Младенец, выскользнув из рук матери, выпал сквозь верхнее окно высокого здания в глубокий, глухой канал. Тихие воды бесстрастно сомкнулись над жертвой; и хотя моя гондола была единственной в поле зрения, многие упорные пловцы уже находились в воде и тщетно искали на ее поверхности сокровище, которое, увы, можно было обрести лишь в ее глубине. На широких, черных мраморных плитах у дворцового входа стояла фигура, которую вряд ли кто-то из видевших ее тогда мог бы с тех пор забыть. То была маркиза Афродита, обожаемая всей Венецией, веселейшая из веселых, прекраснейшая из красивых и, к сожалению, юная жена старого интригана Ментони и мать прелестного младенца, ее первого и единственного, который сейчас, в глубине беспросветных вод, скорбно вспоминал ее нежные ласки и тратил свои хрупкие силы в попытках воззвать к ее имени.
Она стояла одна. Ее маленькие босые серебристые ноги мерцали в черном зеркале мраморных плит. Ее волосы, только что полураспущенные после бала, в потоках алмазов клубились вокруг ее античной головки кудрями, подобными завиткам гиацинта. Прозрачное белоснежное покрывало казалось едва ли не единственным одеянием ее хрупкого тела; но полночный летний воздух был душен, горяч, бестрепетен, и ни единое движение этой подобной изваянию фигуры не всколыхнуло даже складки покрывала, как бы сотканного из легчайшей дымки, которое обволакивало ее, как массивный мрамор — Ниобею. И все же — странно сказать — ее большие, блистающие глаза были устремлены не вниз, не к той могиле, где было погребено ее светлое упование, но пристально взирали совсем в другом направлении! Тюрьма Старой Республики, по-моему, самое величественное здание во всей Венеции — но как могла эта дама столь пристально взирать на него, когда у ее ног захлебывалось ее родное дитя? И темная, мрачная ниша, зияющая прямо напротив ее покоев, — что же могло быть в ее тенях, в ее очертаниях, в ее угрюмых, увитых плющом карнизах, чего бы маркиза ди Ментони не видывала тысячу раз до того? Вздор — кто не знает, что в такие мгновения глаз, подобно разбитому зеркалу, умножает образы своего горя и видит близкую беду в бесчисленных отдаленных местах?

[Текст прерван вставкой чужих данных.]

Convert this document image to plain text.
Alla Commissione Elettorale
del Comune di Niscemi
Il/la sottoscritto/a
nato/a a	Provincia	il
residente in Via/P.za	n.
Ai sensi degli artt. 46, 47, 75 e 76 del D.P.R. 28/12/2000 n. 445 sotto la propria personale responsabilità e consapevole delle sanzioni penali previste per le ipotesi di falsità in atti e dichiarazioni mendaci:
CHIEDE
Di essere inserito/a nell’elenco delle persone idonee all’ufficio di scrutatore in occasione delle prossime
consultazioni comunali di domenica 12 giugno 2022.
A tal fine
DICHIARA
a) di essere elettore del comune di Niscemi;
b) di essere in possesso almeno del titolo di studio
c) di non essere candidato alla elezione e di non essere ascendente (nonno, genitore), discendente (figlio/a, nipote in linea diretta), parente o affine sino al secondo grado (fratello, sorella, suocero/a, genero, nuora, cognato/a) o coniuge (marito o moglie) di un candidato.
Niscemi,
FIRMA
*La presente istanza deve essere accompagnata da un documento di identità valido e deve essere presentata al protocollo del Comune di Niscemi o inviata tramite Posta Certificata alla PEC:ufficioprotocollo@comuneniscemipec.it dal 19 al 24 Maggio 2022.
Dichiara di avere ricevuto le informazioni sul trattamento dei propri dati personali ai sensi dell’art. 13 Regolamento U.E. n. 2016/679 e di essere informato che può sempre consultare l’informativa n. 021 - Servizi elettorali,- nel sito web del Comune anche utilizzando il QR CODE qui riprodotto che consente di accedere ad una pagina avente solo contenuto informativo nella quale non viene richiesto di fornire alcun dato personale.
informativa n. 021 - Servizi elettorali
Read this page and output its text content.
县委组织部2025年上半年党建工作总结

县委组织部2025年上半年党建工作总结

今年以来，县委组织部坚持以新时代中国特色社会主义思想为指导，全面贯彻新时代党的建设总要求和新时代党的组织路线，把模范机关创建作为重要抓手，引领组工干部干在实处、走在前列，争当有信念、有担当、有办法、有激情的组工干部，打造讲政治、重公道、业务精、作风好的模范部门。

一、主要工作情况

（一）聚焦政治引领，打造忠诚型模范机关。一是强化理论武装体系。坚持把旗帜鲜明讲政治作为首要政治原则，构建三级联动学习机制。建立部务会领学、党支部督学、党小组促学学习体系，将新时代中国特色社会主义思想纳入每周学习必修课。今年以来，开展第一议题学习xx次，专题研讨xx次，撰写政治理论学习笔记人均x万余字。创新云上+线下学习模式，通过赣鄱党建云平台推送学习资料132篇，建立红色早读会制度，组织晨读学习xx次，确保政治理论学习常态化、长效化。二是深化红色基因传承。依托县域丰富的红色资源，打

На много ступеней выше маркизы, под аркою шлюза стоял, разряженный, и сам Ментони, похожий на сатира. Время от времени он бренчал на гитаре, как бы томимый смертельной скукой, а в перерывах давал указания о спасении своего ребенка. Потрясенный до отупения, я оцепенел с тех пор, как только услышал крик, и, должно быть, предстал перед столпившимися взволнованными людьми зловещим, призрачным видением, когда, бледный, стоя неподвижно, проплыл мимо них в погребальной гондоле.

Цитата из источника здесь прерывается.